= Seven Little Mice Go to the Beach =

Seven Little Mice Go to the Beach (ねずみのかいすいよく, Nezumi no Kaisuiyoku) is a children's picture book written by Haruo Yamashita (山下 明生, Yamashita Haruo) and illustrated by Kazuo Iwamura, first published in Japan in 1987, by Child Honsha

There are three English editions. The first was published in 1987 by A&C Black as The Mouse Family Go to the Beach, with the English words by Peggy Blakeley (ISBN-13: 978-0713628005, ISBN-10: ‎ 0713628006). The second was published in 1987 by William Morrow and Co.: as Mice at the Beach (ISBN-10: 0688070647 and 0688070639). The third was published by NorthSouth Books as Seven Little Mice Go to the Beach in 2012.

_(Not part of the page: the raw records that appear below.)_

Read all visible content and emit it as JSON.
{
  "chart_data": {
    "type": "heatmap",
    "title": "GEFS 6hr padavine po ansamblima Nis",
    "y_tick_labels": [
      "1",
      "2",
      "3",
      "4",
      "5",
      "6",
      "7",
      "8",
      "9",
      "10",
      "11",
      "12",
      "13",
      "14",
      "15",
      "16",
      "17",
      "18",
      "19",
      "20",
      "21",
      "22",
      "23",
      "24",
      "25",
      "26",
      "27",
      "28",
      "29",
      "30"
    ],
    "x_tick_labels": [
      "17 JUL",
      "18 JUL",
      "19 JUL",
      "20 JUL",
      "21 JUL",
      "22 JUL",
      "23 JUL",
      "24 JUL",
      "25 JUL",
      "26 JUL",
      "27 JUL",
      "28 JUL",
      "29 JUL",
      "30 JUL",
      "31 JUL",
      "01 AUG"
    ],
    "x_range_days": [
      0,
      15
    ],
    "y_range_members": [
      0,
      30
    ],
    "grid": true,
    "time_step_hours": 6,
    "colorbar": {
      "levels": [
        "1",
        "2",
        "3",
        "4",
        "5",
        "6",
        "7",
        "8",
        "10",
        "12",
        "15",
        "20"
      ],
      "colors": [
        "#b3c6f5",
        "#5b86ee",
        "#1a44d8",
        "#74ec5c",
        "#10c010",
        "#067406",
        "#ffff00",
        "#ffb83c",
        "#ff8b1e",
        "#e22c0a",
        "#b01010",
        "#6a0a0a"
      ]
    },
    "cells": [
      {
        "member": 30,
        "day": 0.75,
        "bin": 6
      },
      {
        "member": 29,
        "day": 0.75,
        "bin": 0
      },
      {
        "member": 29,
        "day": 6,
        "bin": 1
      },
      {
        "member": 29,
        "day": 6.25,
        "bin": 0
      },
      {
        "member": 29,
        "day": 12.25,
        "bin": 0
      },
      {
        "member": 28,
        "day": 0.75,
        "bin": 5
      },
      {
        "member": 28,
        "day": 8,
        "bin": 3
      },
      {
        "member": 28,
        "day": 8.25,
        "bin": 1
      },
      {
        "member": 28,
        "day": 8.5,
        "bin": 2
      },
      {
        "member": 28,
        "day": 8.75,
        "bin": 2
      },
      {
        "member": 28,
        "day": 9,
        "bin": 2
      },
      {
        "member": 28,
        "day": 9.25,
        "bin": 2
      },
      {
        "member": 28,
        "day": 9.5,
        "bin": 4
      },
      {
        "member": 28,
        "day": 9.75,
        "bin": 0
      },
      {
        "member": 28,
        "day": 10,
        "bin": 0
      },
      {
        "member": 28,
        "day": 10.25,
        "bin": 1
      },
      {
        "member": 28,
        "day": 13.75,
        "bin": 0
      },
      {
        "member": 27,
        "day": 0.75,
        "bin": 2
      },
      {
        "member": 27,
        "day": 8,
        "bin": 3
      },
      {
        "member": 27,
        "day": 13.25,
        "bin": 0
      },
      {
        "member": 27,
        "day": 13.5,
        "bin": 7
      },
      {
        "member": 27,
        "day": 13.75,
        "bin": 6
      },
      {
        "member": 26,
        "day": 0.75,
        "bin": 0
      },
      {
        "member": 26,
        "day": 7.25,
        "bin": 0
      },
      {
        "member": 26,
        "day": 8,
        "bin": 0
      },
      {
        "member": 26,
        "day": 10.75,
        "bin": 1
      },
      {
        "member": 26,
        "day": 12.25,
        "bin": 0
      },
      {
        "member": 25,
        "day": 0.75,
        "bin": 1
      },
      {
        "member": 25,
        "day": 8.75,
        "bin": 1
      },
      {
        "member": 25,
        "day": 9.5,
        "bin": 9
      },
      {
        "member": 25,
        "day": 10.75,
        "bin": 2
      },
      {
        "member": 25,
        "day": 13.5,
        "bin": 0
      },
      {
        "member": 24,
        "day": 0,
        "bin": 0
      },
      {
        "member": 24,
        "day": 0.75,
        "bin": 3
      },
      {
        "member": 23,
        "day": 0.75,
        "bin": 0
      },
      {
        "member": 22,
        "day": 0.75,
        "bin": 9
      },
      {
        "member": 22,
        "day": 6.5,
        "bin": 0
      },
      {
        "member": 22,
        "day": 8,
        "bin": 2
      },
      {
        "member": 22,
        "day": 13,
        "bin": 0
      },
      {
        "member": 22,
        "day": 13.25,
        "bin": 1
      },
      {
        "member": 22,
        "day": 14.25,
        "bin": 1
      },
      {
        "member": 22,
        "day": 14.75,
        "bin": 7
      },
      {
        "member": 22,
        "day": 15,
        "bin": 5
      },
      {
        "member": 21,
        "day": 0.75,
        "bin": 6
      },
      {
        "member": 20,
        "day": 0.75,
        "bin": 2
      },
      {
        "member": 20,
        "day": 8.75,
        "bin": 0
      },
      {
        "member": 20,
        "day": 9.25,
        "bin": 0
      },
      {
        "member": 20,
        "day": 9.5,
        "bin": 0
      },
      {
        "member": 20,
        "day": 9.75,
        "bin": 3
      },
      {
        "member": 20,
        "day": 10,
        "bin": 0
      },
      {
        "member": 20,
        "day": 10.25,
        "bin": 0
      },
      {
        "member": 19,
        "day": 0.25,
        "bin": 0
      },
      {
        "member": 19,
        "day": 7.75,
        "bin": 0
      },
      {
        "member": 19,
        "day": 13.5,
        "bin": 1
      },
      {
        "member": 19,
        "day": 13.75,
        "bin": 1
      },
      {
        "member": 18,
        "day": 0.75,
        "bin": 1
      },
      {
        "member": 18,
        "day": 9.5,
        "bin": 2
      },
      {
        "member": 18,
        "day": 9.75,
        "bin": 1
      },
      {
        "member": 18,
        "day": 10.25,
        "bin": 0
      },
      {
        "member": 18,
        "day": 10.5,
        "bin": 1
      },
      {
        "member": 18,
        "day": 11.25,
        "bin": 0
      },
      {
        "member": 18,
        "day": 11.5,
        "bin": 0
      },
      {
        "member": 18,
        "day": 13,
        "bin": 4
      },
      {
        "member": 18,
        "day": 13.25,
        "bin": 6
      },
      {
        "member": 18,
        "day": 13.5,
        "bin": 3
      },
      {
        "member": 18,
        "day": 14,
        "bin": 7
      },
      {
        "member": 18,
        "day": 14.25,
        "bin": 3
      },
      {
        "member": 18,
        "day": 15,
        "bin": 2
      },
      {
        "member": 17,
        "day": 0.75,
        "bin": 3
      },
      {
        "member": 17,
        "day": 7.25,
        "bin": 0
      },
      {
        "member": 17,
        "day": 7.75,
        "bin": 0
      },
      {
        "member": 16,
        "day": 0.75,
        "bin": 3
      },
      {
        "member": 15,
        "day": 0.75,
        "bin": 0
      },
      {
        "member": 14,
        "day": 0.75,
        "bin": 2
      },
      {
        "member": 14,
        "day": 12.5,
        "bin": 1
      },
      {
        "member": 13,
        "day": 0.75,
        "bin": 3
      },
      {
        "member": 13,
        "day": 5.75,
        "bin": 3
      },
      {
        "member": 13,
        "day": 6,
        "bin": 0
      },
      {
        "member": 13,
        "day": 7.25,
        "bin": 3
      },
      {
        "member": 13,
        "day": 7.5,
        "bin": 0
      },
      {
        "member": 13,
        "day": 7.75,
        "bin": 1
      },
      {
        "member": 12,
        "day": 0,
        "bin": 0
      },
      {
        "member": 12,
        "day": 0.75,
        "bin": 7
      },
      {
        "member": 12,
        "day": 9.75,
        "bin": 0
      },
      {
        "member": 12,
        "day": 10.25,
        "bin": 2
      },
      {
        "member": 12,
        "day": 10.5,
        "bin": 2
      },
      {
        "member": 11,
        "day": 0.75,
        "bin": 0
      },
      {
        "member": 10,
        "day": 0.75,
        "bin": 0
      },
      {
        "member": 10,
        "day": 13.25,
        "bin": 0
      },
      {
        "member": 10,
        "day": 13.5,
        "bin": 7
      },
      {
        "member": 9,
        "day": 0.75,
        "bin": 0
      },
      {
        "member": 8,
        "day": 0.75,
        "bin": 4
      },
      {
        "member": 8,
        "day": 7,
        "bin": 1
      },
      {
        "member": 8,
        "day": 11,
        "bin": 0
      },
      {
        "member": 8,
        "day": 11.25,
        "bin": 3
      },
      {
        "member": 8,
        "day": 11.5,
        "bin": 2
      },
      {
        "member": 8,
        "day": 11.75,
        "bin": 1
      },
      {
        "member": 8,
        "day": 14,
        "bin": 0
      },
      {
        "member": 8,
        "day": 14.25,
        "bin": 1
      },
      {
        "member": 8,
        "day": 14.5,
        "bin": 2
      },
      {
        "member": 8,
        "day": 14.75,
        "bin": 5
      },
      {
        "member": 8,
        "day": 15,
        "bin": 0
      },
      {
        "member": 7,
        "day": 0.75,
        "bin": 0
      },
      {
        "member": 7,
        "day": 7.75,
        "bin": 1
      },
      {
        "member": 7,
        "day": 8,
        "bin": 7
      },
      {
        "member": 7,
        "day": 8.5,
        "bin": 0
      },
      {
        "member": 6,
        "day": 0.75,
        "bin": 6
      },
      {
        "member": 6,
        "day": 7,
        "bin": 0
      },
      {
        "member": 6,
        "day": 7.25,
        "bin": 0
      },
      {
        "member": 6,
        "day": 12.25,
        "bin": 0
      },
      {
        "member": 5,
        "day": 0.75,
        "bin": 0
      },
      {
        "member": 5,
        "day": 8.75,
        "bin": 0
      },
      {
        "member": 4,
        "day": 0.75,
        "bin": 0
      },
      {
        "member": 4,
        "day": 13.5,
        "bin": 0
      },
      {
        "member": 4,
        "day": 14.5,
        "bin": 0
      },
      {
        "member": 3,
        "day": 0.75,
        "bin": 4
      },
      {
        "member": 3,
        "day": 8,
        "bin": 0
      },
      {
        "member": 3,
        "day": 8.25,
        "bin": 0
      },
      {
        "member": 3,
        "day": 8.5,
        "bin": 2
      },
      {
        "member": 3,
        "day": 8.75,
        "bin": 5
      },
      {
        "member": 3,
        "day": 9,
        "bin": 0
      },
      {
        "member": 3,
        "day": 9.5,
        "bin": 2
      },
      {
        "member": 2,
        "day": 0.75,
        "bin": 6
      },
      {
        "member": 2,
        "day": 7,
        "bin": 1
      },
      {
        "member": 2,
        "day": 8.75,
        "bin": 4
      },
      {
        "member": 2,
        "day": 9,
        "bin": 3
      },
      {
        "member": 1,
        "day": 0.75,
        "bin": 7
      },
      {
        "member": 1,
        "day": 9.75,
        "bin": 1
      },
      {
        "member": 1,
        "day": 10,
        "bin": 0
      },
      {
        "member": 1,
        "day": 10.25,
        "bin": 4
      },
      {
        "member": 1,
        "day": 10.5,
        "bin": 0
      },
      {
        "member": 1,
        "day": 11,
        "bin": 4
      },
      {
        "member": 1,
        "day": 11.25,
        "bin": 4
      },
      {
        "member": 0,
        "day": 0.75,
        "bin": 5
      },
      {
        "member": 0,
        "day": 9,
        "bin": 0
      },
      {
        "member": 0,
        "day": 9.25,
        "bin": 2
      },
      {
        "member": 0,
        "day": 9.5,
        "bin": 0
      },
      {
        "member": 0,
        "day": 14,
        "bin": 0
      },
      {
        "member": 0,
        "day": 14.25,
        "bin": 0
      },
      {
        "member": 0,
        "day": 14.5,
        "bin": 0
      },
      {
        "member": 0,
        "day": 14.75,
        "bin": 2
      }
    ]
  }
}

In the story, the parents take their seven children to the beach. The parents take measures to keep the children safe. The father goes on a rock and falls asleep. He finds, after he awakens, that he is trapped by a higher tide, and he is unable to swim. The mother creates a plan to use the children to rescue the father.

The book has a color scheme of pastels along with pen and ink and watercolor artwork. Reviewer Martha Simpson of the Stratford Library Association of Stratford, Connecticut, examining the 2012 English edition for School Library Journal, stated that the artwork does "not convey much action."

==Reception==
Freelance writer Sheila L. Weinstein reviewed the 1987 William Morrow edition in a syndicated article. She stated it is "A funny little book full of charm and sweetness."

Reviewer Barbara Hodge Hall of the Anniston Star stated that the 1987 William Morrow edition is "delightful" and "endearing".

Virginia Gleason, the librarian for children at the Springfield-Greene County Library Main Branch, described the 1987 William Morrow edition as "charming" in an article for the Springfield News-Leader.

Simpson praised the "delicate, quietly humorous", "cozy", and "meticulously detailed" artwork while she felt the ending "will leave readers underwhelmed". She stated that the child characters "have no personalities" and that the overall plotline "is not very interesting".